Copper has generally been a contentious metal, existing side by side with violent political upheavals, bitter labor strife and speculative price binges. It is the modern metal of communications, a major ingredient of the wires that serve the vast electrical-equipment industry, the huge utilities, and the radio and TV networks. Yet it has seldom caused more excitement than it did last week. A U.S. company, Texas Gulf Sulphur, announced the discovery of one of the biggest and richest copper lodes in history near Timmins, Ont., 350 miles north of Toronto. Test borings so far indicate a find at Timmins of 25 million tons of ore, rich not only in very high-grade copper but in sizable quantities of silver and zinc as well. At the first rumor of the discovery, Texas Gulf stock on the New York Stock Exchange began rising, rocketed 14 points in ten days of trading to 41 1/4 by week's end. Mining stocks on the Toronto exchange joined in with their biggest speculative orgy since the uranium boom of the '50s.

Even Curtis Publishing Co. had a timely bit of luck in the find. After the publishing house announced that it owns 40,000 acres of timberland next to the Timmins strike--and that it has an agreement with Texas Gulf to share in the profits of ore under its timber holdings--Curtis stock rose 2 5/8 points to 11, before trading was halted by the Big Board.

Strikes & Shortage. The latest copper find just added more excitement to the world copper situation, which is already cluttered and chaotic. Strikers last week slowed production in the rich copper mine area of the Congo, around which Moise Tshombe's shooting war revolved only last year. In Chile, where it often seems that copper labor would rather walk out than work, two crucial wage contracts run out this year; beyond that, Leftist Salvador Allende, who has made nationalization of U.S. copper mines his key plank, is making a strong bid for President in Chile's Sept. 4 election. The U.S., the world's largest producer, is also threatened with labor tie-ups as 50 major-industry wage contracts expire beginning June 30. Thus the areas where 50% of the free world's copper is mined face one kind of crisis or another. The specter of shortages of the essential metal has pushed copper dealers' prices up as much as 25% since January and driven many users to hasty stockpiling.
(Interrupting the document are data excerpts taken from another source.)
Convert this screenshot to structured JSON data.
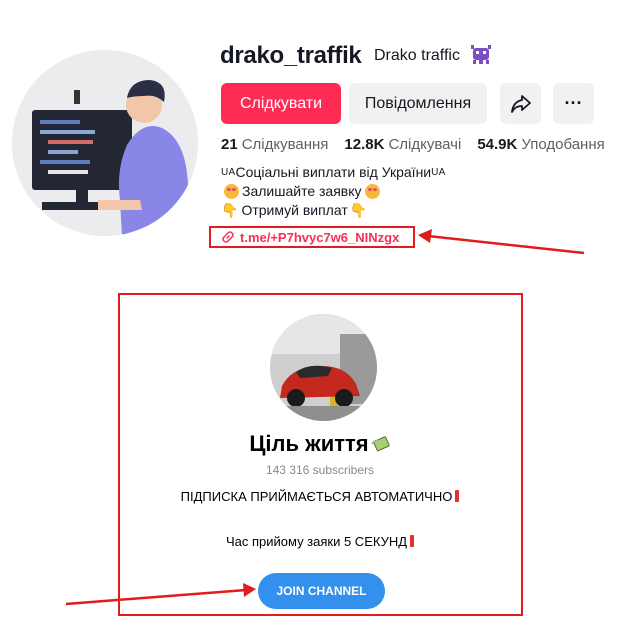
{
  "profile": {
    "username": "drako_traffik",
    "nickname": "Drako traffic",
    "nickname_emoji": "alien-monster-icon",
    "buttons": {
      "follow": "Слідкувати",
      "message": "Повідомлення",
      "share_icon": "share-arrow-icon",
      "more_icon": "more-dots-icon",
      "more_label": "···"
    },
    "stats": [
      {
        "value": "21",
        "label": "Слідкування"
      },
      {
        "value": "12.8K",
        "label": "Слідкувачі"
      },
      {
        "value": "54.9K",
        "label": "Уподобання"
      }
    ],
    "bio": {
      "line1_prefix": "UA",
      "line1_text": "Соціальні виплати від України",
      "line1_suffix": "UA",
      "line2_text": "Залишайте заявку",
      "line3_text": "Отримуй виплат"
    },
    "link": "t.me/+P7hvyc7w6_NINzgx"
  },
  "telegram_card": {
    "title": "Ціль життя",
    "subscribers": "143 316 subscribers",
    "description_line1": "ПІДПИСКА ПРИЙМАЄТЬСЯ АВТОМАТИЧНО",
    "description_line2": "Час прийому заяки 5 СЕКУНД",
    "join_label": "JOIN CHANNEL"
  },
  "colors": {
    "accent": "#fe2c55",
    "annotation_red": "#e21c1c",
    "telegram_blue": "#3390ec"
  }
}
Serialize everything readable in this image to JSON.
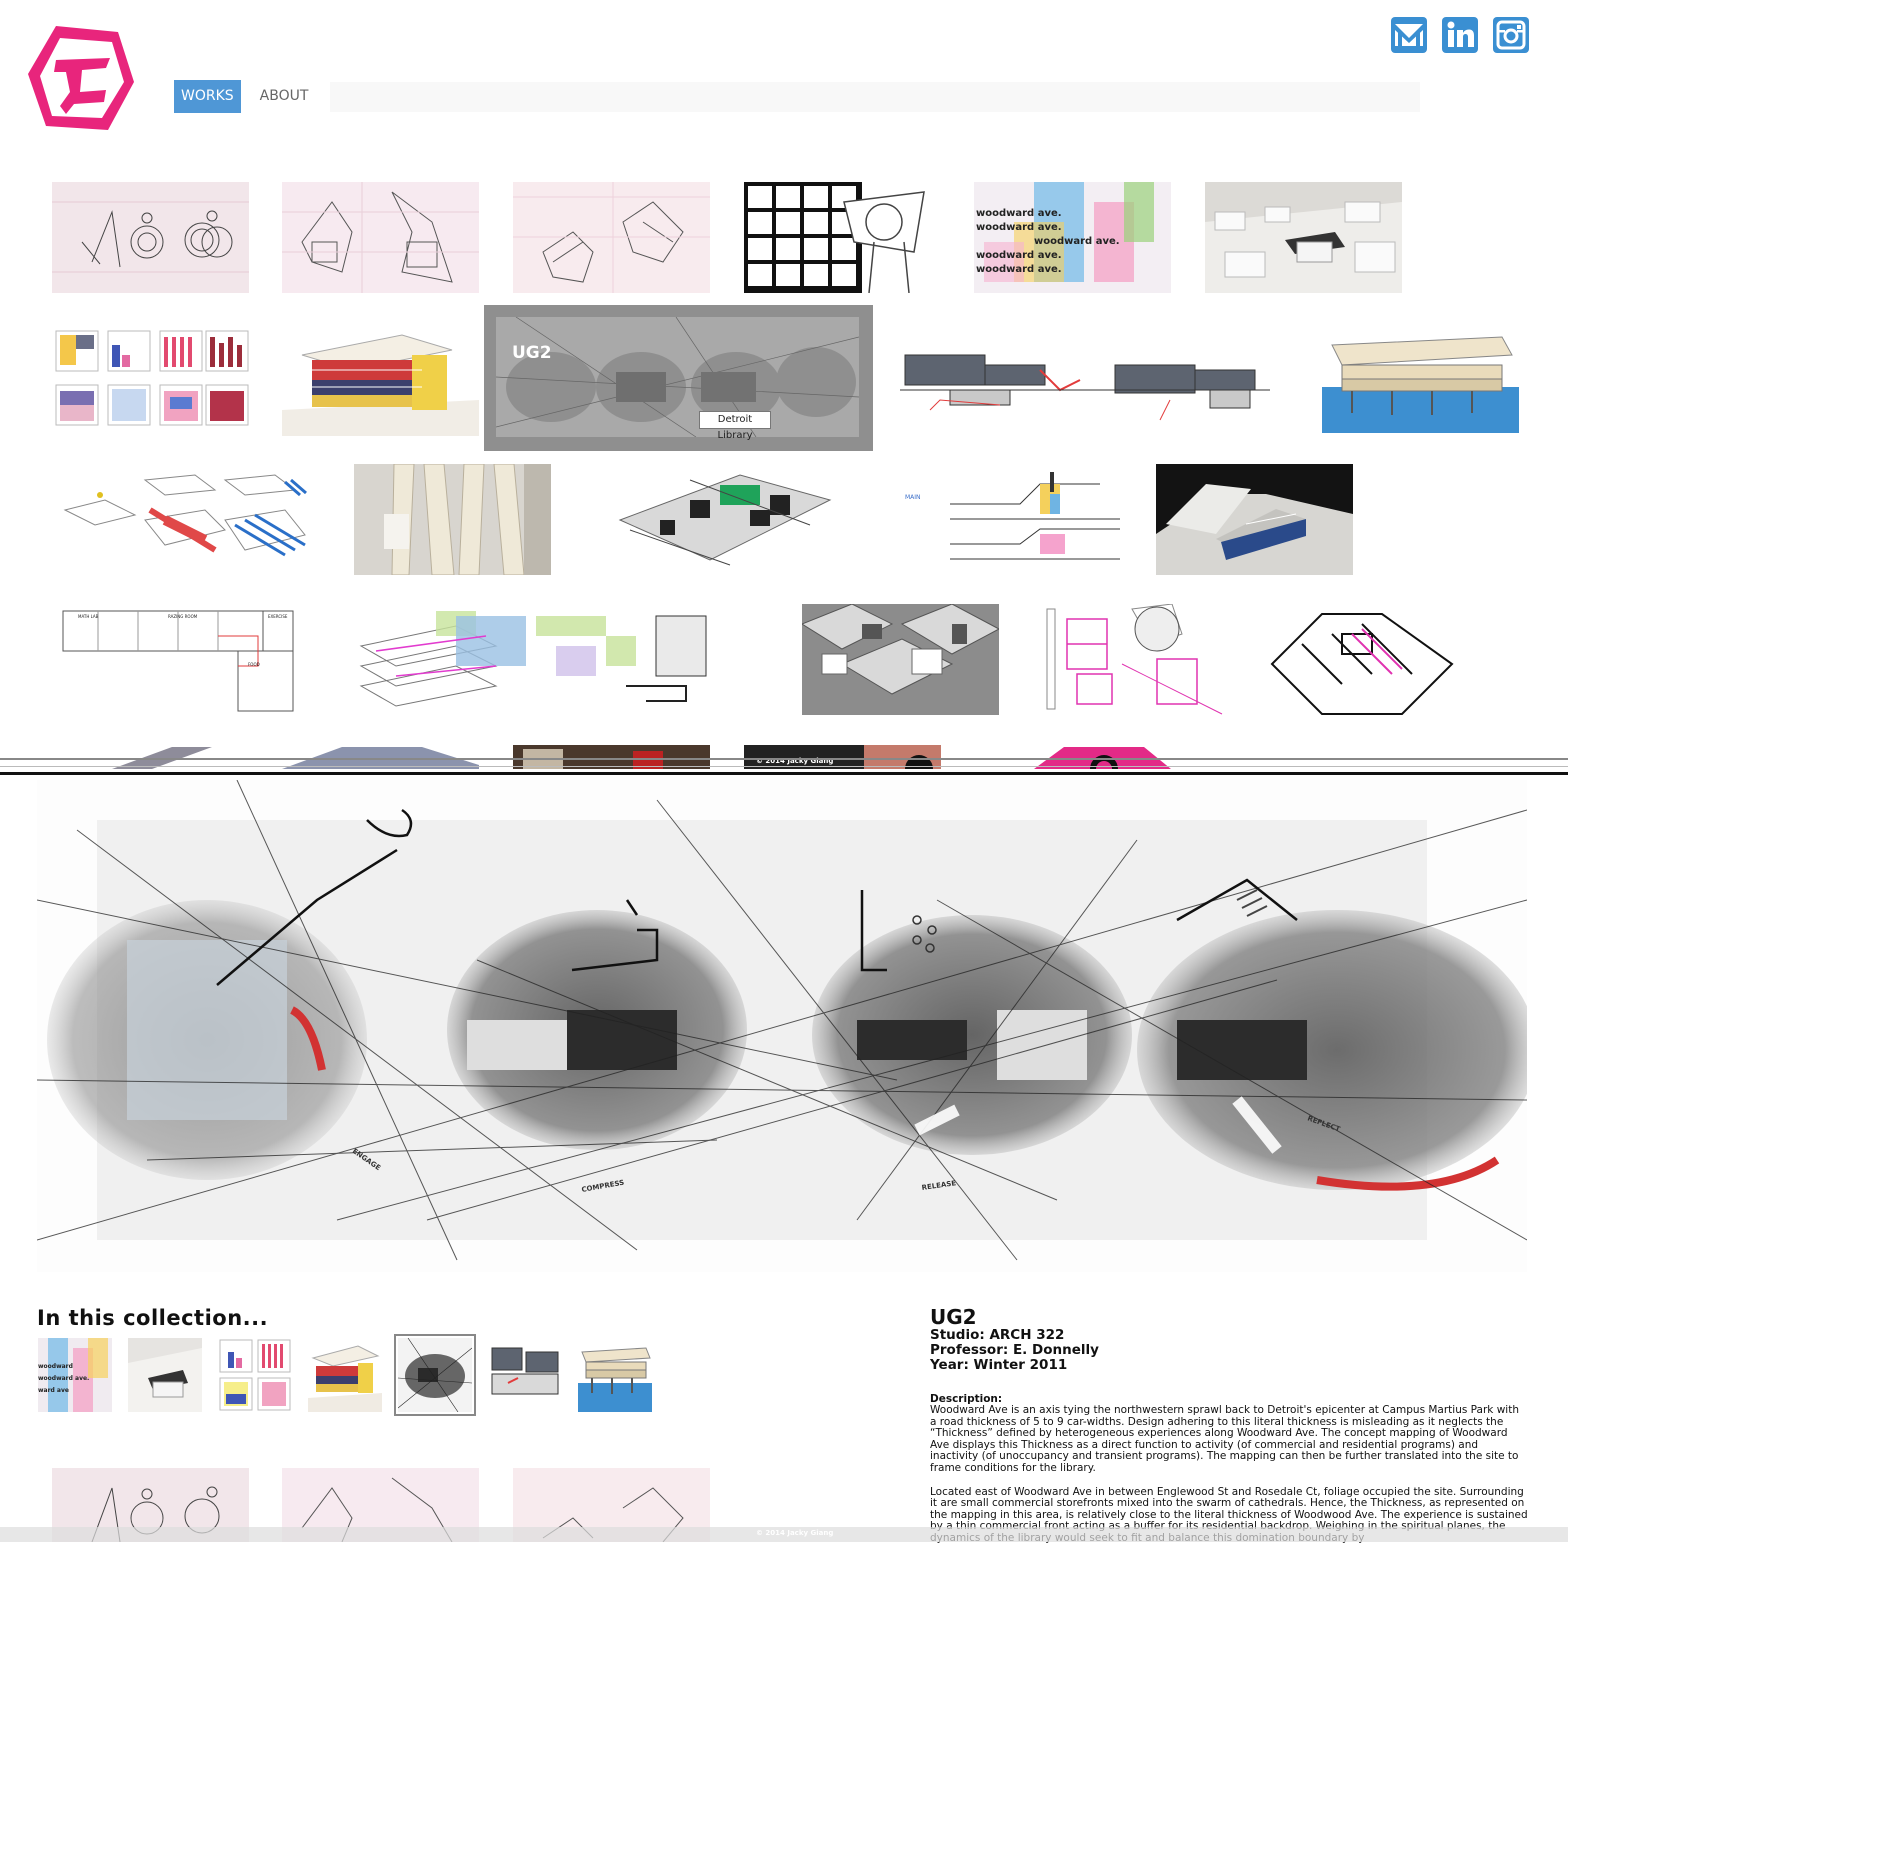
{
  "site": {
    "logo_icon": "hexagon-logo-icon",
    "brand_color": "#e8257c",
    "accent_color": "#4f97d6"
  },
  "nav": {
    "works_label": "WORKS",
    "about_label": "ABOUT"
  },
  "social": {
    "mail_icon": "mail-icon",
    "linkedin_icon": "linkedin-icon",
    "instagram_icon": "instagram-icon",
    "icon_color": "#3a8fd2"
  },
  "hover_card": {
    "title": "UG2",
    "tooltip": "Detroit Library"
  },
  "footer": {
    "copyright": "© 2014 Jacky Giang"
  },
  "collection": {
    "title": "In this collection..."
  },
  "project": {
    "title": "UG2",
    "studio": "Studio: ARCH 322",
    "professor": "Professor: E. Donnelly",
    "year": "Year: Winter 2011",
    "description_label": "Description:",
    "description_p1": "Woodward Ave is an axis tying the northwestern sprawl back to Detroit's epicenter at Campus Martius Park with a road thickness of 5 to 9 car-widths. Design adhering to this literal thickness is misleading as it neglects the “Thickness” defined by heterogeneous experiences along Woodward Ave. The concept mapping of Woodward Ave displays this Thickness as a direct function to activity (of commercial and residential programs) and inactivity (of unoccupancy and transient programs). The mapping can then be further translated into the site to frame conditions for the library.",
    "description_p2": "Located east of Woodward Ave in between Englewood St and Rosedale Ct, foliage occupied the site. Surrounding it are small commercial storefronts mixed into the swarm of cathedrals. Hence, the Thickness, as represented on the mapping in this area, is relatively close to the literal thickness of Woodwood Ave. The experience is sustained by a thin commercial front acting as a buffer for its residential backdrop. Weighing in the spiritual planes, the dynamics of the library would seek to fit and balance this domination boundary by"
  },
  "hero_labels": {
    "engage": "ENGAGE",
    "compress": "COMPRESS",
    "release": "RELEASE",
    "reflect": "REFLECT"
  },
  "woodward_text": "woodward ave."
}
In any other industry except copper, the prospect of rising prices and sharpening demand would cause only happy visions of fatter profits. When copper prices spiraled once before in the mid-1950s, however, many users turned to such substitutes as aluminum and plastics. "At that point," says Dr. Charles H. Moore, executive vice president of the International Copper Research Association, "copper became a defensive industry." Companies had to fight to protect the markets they had left.

Not Enough to Pile. Coppermen claim that free world production, expected to hit 4,100,000 tons this year if all goes well, is adequate to meet consumption. But with so many copper crises threatening to erupt around the world, big copper users are convinced that the only prudent course is to lay in stocks in advance--and production cannot keep up with heavy stockpiling. Texas Gulf's find at Timmins should help in the long run, but it can provide no quick relief. It will be well over a year before the heavy mining equipment can be set up and put to work scooping through the earth's crust to remove the rich, brown ore.